A distraction from this growing attraction to Nova. And not the normal one that most teenage guys had. I had that too since I first saw her. No, this attraction crept into my very being, planting itself in my bones until it became part of me—until I feared I wouldn’t be able to live without it. Which was why I had to try and stop it before I couldn’t.

Nova was my stepsister, and I struggled to sit across from her at dinner like some kind of happy little family when all I could think about was what her lips would taste like. If her skin was as soft as it looked.

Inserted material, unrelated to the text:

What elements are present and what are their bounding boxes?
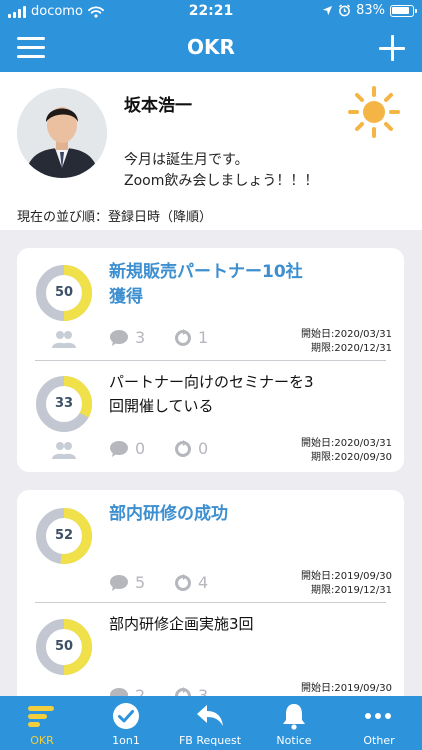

What her moans would feel like against my tongue. I knew what her annoyance, happiness, frustration all sounded like, but I constantly wondered what her pleasure sounded like. Would it be just as unique as her?

How would she fit in my arms if I snuck into her room at night and pulled her close? Probably better than Kelly did, who wrapped around me like an anaconda. But it was fine because I didn’t plan to be with Kelly forever. Like I said—a distraction.

A distraction that worked as a double-edged sword and sparked Nova’s jealousy.

That was the thing—my attraction was only half of it. The way Nova looked at me more than filled in the other half. One of us had to try and put up walls. Nova had her shy, passive personality that would prevent her from making a move, so I used Kelly because I didn’t have a shy or passive bone in my body. I needed physical objects that would at least try to slow down my get, get, get attitude.

“I wouldn’t leave you behind. Come on, the guys will be there, and I want you there.” That got her attention. “Please, please, please, please, please.”

Her eyes met mine over the edge of the book, and I held my breath, unsure of how I wanted her to answer. Despite needing to keep her from becoming too much a part of me, she’d already planted roots, and I also hated having her away—like I left my arm at home or something.